Palmeiras mira sucesso na Copinha com nova geração e reforço do Flamengo
Após revelar talentos como Endrick, Estêvão e Luis Guilherme, o Palmeiras se prepara para a Copinha de 2026 com uma equipe sub-20 em fase de transição. O técnico Lucas Andrade, em seu terceiro ano no comando, destaca a chegada do atacante Felipe Teresa, de 20 anos, vindo do Flamengo, como um movimento importante para trazer experiência ao elenco. “Acreditamos que pode contribuir muito com experiência, no que diz respeito a conquistas, oportunidades”, afirmou Andrade em entrevista ao ge.
A nova geração é descrita como “jovem” e “em transição”, com a necessidade de dar tempo para que os jogadores alcancem o mesmo protagonismo dos antecessores. A estreia da equipe na Copinha será contra o Monte Roraima-RR, nesta segunda-feira (6), às 19h30. O treinador ressaltou que, apesar das mudanças, a base do Palmeiras é sólida e oferecerá oportunidades para os atletas se provarem.
Jovens talentos em destaque e adaptação ao novo calendário
Entre os 30 inscritos para a Copinha, além de Felipe Teresa, o Palmeiras conta com o atacante Eduardo Conceição, de 16 anos, que marcou 12 gols pelo sub-17 em 2023. O treinador também apontou três jogadores que merecem atenção especial do torcedor: o lateral-esquerdo Arthur, o meio-campista Rafael Coutinho e o atacante Heittor. “Arthur é um lateral-esquerdo de grandíssimo talento, uma raridade pela capacidade técnica”, elogiou Andrade, destacando também a inteligência de jogo de Coutinho e a superação de lesões de Heittor.
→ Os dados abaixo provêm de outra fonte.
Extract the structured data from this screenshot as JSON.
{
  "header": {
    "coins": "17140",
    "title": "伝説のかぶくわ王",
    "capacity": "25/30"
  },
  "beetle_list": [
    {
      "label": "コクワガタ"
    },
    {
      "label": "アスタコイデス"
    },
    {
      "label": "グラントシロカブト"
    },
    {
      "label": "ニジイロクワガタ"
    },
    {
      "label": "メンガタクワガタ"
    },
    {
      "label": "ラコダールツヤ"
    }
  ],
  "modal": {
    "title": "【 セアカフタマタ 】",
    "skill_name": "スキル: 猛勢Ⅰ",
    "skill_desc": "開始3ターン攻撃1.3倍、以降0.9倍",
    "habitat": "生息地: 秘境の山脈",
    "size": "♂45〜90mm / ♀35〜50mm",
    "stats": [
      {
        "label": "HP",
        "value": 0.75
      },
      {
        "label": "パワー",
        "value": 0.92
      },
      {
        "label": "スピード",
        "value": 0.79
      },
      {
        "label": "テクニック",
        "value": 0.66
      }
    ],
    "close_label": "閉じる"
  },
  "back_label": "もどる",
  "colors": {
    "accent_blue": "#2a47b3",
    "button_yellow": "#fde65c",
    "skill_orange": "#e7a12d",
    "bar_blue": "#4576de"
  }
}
A Copinha de 2026 traz mudanças no regulamento para se adequar ao novo calendário do futebol brasileiro, que prevê Estaduais e o Brasileirão de forma simultânea no início do ano. Essa alteração impacta a lista de inscritos dos clubes, que inicialmente podiam registrar 40 atletas, com cortes posteriores. No Palmeiras, a definição da lista ocorreu em conjunto com o departamento profissional, considerando jogadores que poderiam ser aproveitados na equipe principal.
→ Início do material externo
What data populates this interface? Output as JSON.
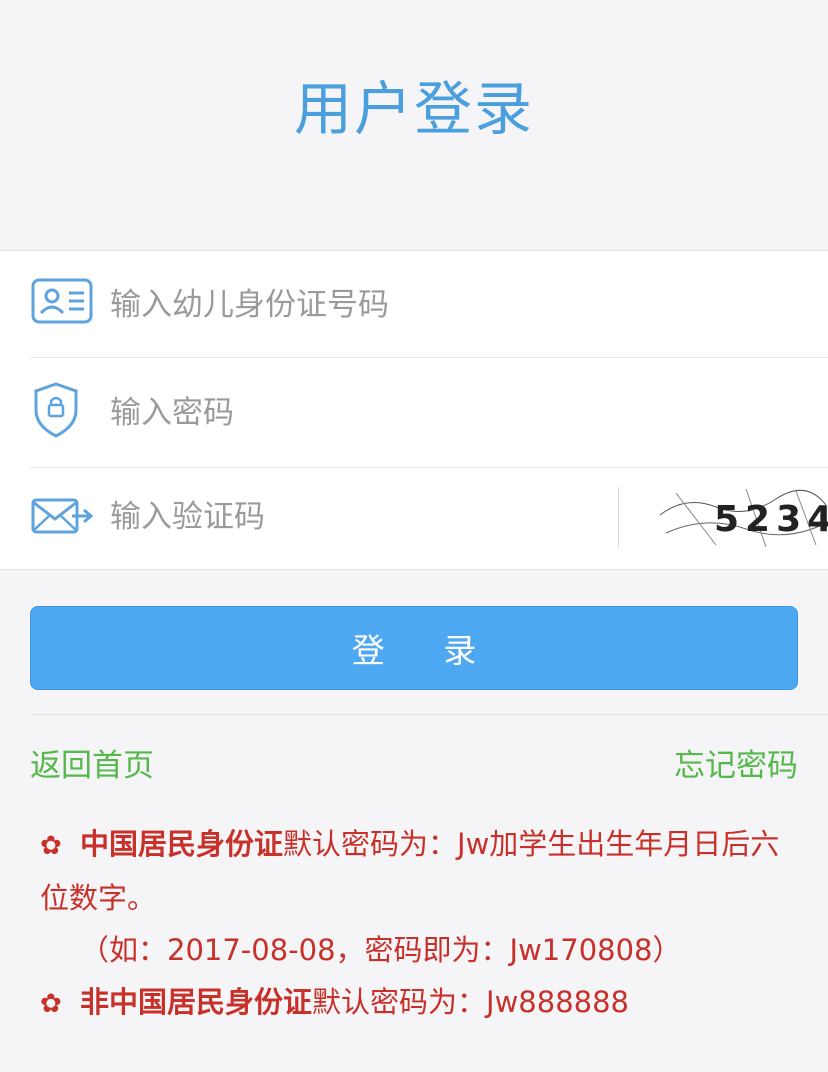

Influências e desafios na formação de jogadores
Lucas Andrade revelou suas principais influências técnicas, citando Abel Ferreira como referência no clube e no cenário nacional, pela identificação com o Palmeiras e a longevidade de seu trabalho. Internacionalmente, ele admira o trabalho de Pep Guardiola. No Brasil, Fernando Diniz também é mencionado por “quebrar uma corrente de uma forma de jogar”. O treinador também destacou a importância de profissionais como Guanaes, que realizou um “trabalho gigantesco” e demonstra a capacidade de formação no país.
O técnico reconhece que não é sempre que o Palmeiras conseguirá produzir talentos em grande escala como nas últimas gerações, mas enfatiza que o clube segue formando jogadores de grande valor esportivo e financeiro. O maior desafio na formação, segundo Andrade, é lidar com a ansiedade e o imediatismo da geração atual, influenciada pelas mídias sociais. “Dosar o tempo e conscientizá-los disso é nosso grande papel”, disse.
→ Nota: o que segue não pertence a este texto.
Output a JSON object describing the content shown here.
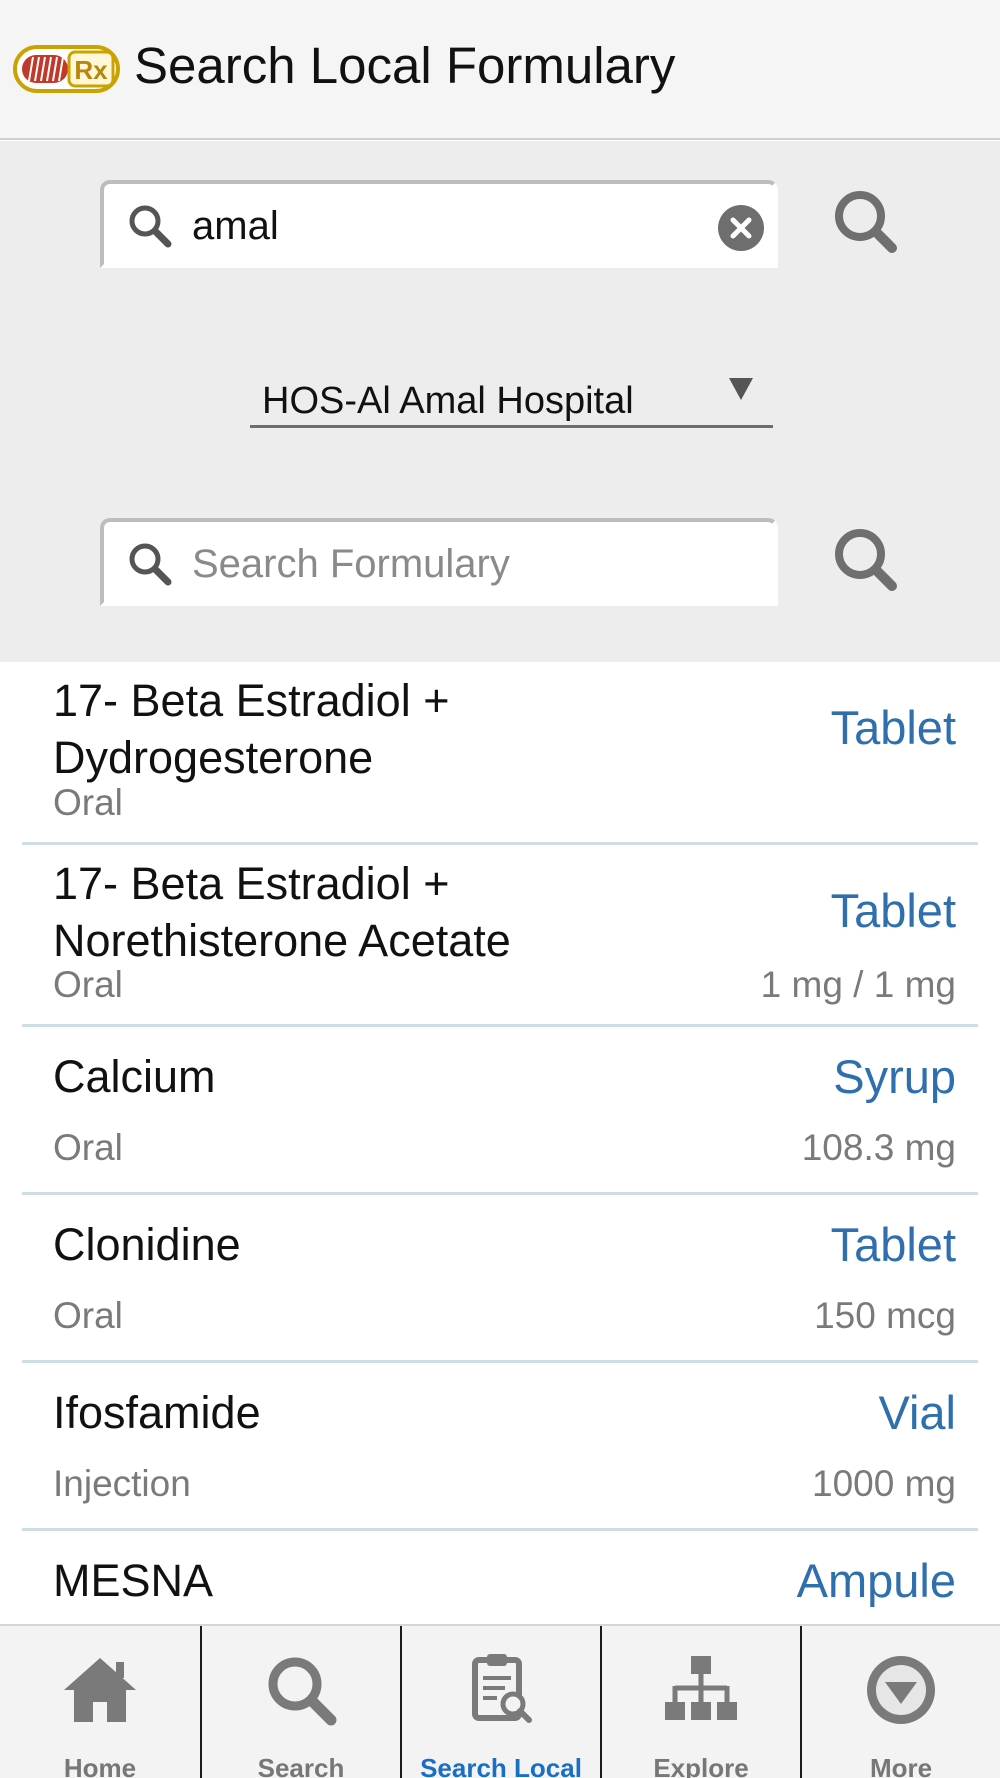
{
  "header": {
    "title": "Search Local Formulary",
    "logo_icon": "rx-logo-icon",
    "logo_text": "Rx"
  },
  "drug_search": {
    "value": "amal",
    "icon": "search-icon",
    "clear_icon": "clear-icon",
    "submit_icon": "search-icon"
  },
  "hospital_select": {
    "selected": "HOS-Al Amal Hospital",
    "icon": "dropdown-arrow-icon"
  },
  "formulary_search": {
    "value": "",
    "placeholder": "Search Formulary",
    "icon": "search-icon",
    "submit_icon": "search-icon"
  },
  "results": [
    {
      "name": "17- Beta Estradiol + Dydrogesterone",
      "form": "Tablet",
      "route": "Oral",
      "dose": ""
    },
    {
      "name": "17- Beta Estradiol + Norethisterone Acetate",
      "form": "Tablet",
      "route": "Oral",
      "dose": "1 mg / 1 mg"
    },
    {
      "name": "Calcium",
      "form": "Syrup",
      "route": "Oral",
      "dose": "108.3 mg"
    },
    {
      "name": "Clonidine",
      "form": "Tablet",
      "route": "Oral",
      "dose": "150 mcg"
    },
    {
      "name": "Ifosfamide",
      "form": "Vial",
      "route": "Injection",
      "dose": "1000 mg"
    },
    {
      "name": "MESNA",
      "form": "Ampule",
      "route": "",
      "dose": ""
    }
  ],
  "tabs": [
    {
      "label": "Home",
      "icon": "home-icon",
      "active": false
    },
    {
      "label": "Search",
      "icon": "search-icon",
      "active": false
    },
    {
      "label": "Search Local",
      "icon": "clipboard-search-icon",
      "active": true
    },
    {
      "label": "Explore",
      "icon": "hierarchy-icon",
      "active": false
    },
    {
      "label": "More",
      "icon": "more-down-icon",
      "active": false
    }
  ],
  "colors": {
    "accent": "#1a6fc4",
    "dosage_form": "#2f6fad",
    "secondary_text": "#7a7a7a",
    "logo_gold": "#c9a400",
    "logo_red": "#c0392b"
  }
}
Carreira e objetivos: ambientes férteis para o sucesso
Andrade compartilhou sua trajetória, que inclui passagens pelo futebol feminino e universitário, e ressaltou a importância de trabalhar em alto nível. Ele lamentou a falta de preocupação com a formação de treinadores de base no Brasil e citou Arthur Elias como uma inspiração inicial em sua carreira. Seus objetivos pessoais incluem participar de projetos sólidos, com condições de trabalho a médio prazo, como os oferecidos por clubes com modelos de negócio inovadores.
O sonho de chegar ao profissional do Palmeiras é claro, mas Andrade também entende que a transição pode ocorrer fora do clube. “O mais importante é encontrar ambientes que sejam férteis para o sucesso e não ambientes feitos e preparados para o fracasso”, concluiu, referindo-se à dificuldade que muitos jovens treinadores enfrentam em seus primeiros passos na carreira.